A Assembleia Municipal de Espinho (AME) finalmente reuniu extraordinariamente para debater a questão do enterramento de linha férrea em Espinho, depois de este mesmo órgão não ter cumprido a deliberação aprovada pela maioria dos seus membros (reunião 7 Julho 2005), de realizar uma reunião extraordinária ainda durante o anterior mandato, com a documentação e respectivos estudos, numa óbvia desresponsabilização e auto-enfraquecimento político deste órgão, pois se a própria AME não cumpre com as suas decisões, como espera que a Câmara, e/ou outros órgãos e organismos respeitem e acatem as suas recomendações?!

Instada várias vezes para a realização da referida reunião extraordinária, inclusive por mim próprio numa intervenção no período do público, a actual Presidente da AME exprimiu a sua vontade de a realizar, confidenciando até a sua vontade de realizar uma sessão pública de debate aberta à participação dos cidadãos. Mas tivessem sido apenas palavras de circunstância, ou não conseguindo fazer valer politicamente a sua vontade, viu-se ultrapassada pela manobra de diversão do PSD, tendo sido obrigada a convocar tal reunião.

A manobra não me causou grande entusiasmo por não atribuir à actual Presidente a oportunidade de falhar ou de provar o seu comprometimento com a deliberação vinda do mandato anterior, e com a vontade que ela própria expressou; e por não acautelar que os requisitos aprovados anteriormente fossem satisfeitos: a disponibilização da documentação e dos estudos, e a presença dos responsáveis da REFER e pelos pareceres, como foi requerido à Mesa pela então vogal Maria Goreti (reunião 12 Julho 2005).

Mais do que discutir a questão do enterramento, esta reunião serviu para um cerrar fileiras na arena política, digladiando-se as forças em combate, tentando cada uma das partes chamar a si o (falso) papel de defensor-mor das preocupações dos cidadãos.
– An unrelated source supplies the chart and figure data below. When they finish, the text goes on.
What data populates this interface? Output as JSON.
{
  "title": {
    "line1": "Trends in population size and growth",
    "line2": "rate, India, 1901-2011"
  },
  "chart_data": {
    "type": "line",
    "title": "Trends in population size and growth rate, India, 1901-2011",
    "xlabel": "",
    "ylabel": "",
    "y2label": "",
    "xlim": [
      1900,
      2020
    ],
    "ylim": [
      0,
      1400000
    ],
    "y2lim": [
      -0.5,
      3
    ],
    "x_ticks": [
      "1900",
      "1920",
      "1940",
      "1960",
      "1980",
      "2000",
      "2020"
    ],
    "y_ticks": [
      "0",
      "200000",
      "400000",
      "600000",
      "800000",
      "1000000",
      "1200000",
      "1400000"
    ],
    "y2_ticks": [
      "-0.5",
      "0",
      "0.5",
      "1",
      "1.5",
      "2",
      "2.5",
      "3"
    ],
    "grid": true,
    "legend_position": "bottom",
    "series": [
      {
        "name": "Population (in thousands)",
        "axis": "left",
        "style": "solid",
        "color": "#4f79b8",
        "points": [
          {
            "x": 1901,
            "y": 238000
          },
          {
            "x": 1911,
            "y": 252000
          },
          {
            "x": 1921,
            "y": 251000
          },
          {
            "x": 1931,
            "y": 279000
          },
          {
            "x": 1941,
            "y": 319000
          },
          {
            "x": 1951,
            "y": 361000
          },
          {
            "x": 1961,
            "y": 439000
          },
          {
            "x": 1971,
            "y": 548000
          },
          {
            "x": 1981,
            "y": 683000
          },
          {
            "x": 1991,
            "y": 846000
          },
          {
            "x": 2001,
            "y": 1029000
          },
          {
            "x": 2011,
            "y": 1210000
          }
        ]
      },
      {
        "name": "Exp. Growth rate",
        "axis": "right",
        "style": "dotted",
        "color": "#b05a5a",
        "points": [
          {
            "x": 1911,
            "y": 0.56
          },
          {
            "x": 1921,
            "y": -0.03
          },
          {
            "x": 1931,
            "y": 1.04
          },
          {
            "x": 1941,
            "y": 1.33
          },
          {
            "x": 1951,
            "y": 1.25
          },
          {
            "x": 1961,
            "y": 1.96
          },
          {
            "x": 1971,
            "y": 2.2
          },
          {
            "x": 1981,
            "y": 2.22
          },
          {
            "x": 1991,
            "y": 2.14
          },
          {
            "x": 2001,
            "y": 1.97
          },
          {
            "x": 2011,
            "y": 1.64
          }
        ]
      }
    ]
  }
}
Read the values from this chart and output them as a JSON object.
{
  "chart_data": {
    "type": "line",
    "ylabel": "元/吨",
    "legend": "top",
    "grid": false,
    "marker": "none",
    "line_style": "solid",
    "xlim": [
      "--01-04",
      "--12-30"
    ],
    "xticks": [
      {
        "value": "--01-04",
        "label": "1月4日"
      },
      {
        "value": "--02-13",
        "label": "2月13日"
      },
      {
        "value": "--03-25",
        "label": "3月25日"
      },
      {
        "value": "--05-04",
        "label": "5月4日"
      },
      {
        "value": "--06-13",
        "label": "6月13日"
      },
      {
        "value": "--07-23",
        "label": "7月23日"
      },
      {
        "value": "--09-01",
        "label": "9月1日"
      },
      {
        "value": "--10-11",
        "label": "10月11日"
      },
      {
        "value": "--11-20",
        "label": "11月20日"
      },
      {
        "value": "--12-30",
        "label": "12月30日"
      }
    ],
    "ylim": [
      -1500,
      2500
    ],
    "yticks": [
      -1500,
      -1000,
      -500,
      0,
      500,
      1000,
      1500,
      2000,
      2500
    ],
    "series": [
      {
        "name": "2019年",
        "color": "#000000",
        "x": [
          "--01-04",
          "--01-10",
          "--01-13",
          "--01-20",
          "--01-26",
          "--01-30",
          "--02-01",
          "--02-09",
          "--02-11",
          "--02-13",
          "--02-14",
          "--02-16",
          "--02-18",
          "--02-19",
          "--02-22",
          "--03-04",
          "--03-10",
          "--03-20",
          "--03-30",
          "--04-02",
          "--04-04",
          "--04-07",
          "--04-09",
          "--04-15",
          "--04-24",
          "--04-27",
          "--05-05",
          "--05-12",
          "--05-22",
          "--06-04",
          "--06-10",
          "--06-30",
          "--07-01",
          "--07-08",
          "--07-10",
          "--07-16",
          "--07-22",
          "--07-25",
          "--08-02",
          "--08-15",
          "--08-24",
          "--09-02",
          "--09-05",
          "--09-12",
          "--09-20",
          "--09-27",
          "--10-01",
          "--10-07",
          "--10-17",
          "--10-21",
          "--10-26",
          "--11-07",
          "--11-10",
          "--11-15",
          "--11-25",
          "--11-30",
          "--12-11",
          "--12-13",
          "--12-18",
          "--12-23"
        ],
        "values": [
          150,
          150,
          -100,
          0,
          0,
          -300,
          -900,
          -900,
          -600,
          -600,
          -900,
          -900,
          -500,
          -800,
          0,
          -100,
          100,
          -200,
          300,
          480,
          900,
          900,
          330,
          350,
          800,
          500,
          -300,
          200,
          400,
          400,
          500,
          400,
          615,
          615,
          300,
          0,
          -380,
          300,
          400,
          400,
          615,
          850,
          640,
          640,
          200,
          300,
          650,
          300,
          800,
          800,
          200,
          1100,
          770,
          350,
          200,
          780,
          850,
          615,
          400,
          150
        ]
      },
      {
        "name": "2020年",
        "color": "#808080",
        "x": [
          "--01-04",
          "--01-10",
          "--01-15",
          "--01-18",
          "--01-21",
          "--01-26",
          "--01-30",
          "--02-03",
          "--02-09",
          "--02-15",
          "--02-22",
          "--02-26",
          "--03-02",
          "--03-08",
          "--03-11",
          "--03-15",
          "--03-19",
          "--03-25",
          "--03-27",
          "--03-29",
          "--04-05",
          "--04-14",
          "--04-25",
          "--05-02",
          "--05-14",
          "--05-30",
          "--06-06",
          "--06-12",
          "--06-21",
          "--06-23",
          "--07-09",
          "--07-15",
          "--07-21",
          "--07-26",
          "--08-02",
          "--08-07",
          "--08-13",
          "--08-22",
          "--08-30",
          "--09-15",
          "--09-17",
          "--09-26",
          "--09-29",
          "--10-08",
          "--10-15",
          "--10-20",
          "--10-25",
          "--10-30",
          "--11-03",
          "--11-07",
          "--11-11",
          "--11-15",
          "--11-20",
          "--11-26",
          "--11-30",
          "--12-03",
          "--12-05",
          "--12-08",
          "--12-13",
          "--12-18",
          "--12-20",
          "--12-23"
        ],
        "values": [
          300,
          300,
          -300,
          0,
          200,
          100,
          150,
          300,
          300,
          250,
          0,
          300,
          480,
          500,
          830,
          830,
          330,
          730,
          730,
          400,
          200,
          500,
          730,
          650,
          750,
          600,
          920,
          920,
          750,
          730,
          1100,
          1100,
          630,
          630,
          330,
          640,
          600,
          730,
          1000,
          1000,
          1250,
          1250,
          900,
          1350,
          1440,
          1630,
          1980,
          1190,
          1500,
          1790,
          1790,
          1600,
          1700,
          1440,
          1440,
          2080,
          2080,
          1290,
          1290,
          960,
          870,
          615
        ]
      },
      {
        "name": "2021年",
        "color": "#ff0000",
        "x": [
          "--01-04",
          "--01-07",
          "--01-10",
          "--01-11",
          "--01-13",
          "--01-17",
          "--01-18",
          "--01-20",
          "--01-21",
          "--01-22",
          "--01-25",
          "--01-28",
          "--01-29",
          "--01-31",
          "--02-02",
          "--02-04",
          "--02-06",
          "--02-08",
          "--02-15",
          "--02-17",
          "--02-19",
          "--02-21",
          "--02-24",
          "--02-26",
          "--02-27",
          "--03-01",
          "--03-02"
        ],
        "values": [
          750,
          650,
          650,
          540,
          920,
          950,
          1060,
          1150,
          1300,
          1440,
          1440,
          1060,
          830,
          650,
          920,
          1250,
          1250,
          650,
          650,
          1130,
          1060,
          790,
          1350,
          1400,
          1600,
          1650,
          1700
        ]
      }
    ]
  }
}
O debate numa lógica global de desenvolvimento do concelho nunca teve lugar. As estratégias, as repercussões e transformações, as formas de informação e esclarecimento dos cidadãos, entre outros aspectos, não foram tidas nem achadas.

Em suma, o resultado final traduziu-se no esfrangalhamento total da bancada da ‘coligação’, mais sentido no PSD, pela óbvia gincana que foi percorrendo ao longo do tempo, na coerência da CDU, que tem sido a força que sempre defendeu o prolongamento do enterramento, e na coerência do PS na defesa intransigente do seu timoneiro, mais do que na defesa dos verdadeiros interesses do Concelho, não interessando se é bom ou mau, o que interessa é a manutenção e reprodução do poder.

O sr. Presidente, esse, esteve igual a si próprio, no seu melhor estilo de desmesurado populismo, a fazer de conta que explicava muito, explicando muito pouco, conseguindo, no entanto, ‘esclarecer’ e/ou ‘convencer’ os mais incautos. O inacreditável, ou não, é que se tenham encontrado entre os incautos muitos dos elementos do próprio PSD!

[A facilidade com que o PSD se deu por derrotado foi por demais atroz. Está o PSD assim tão fraco? Ou será que faz sentido perguntar se terá sido a forma encontrada pelo PSD de enterrar o enterramento?]

Sobram, contudo, alguns aspectos reveladores que importa combater e/ou desmistificar.

Importa desmistificar a ideia de que o enterramento apenas afecta negativamente a população da Marinha, e que a defesa do prolongamento é uma ideia ‘descabida’ dos habitantes desta parte da cidade. Puro engano. Mais do que um problema da população da Marinha, este é um problema de todo o Concelho. O actual projecto não só não serve os interesses da Marinha, como não serve os interesses a Norte, e não serve os interesses do Concelho de uma forma geral. Entendido no quadro de uma intervenção abrangente e ambiciosa, de longo prazo, e não apenas da execução de uma obra isolada, este projecto não serve uma estratégia global de contribuir para a unificação e coesão interna da cidade, e da consolidação de uma nova centralidade urbana.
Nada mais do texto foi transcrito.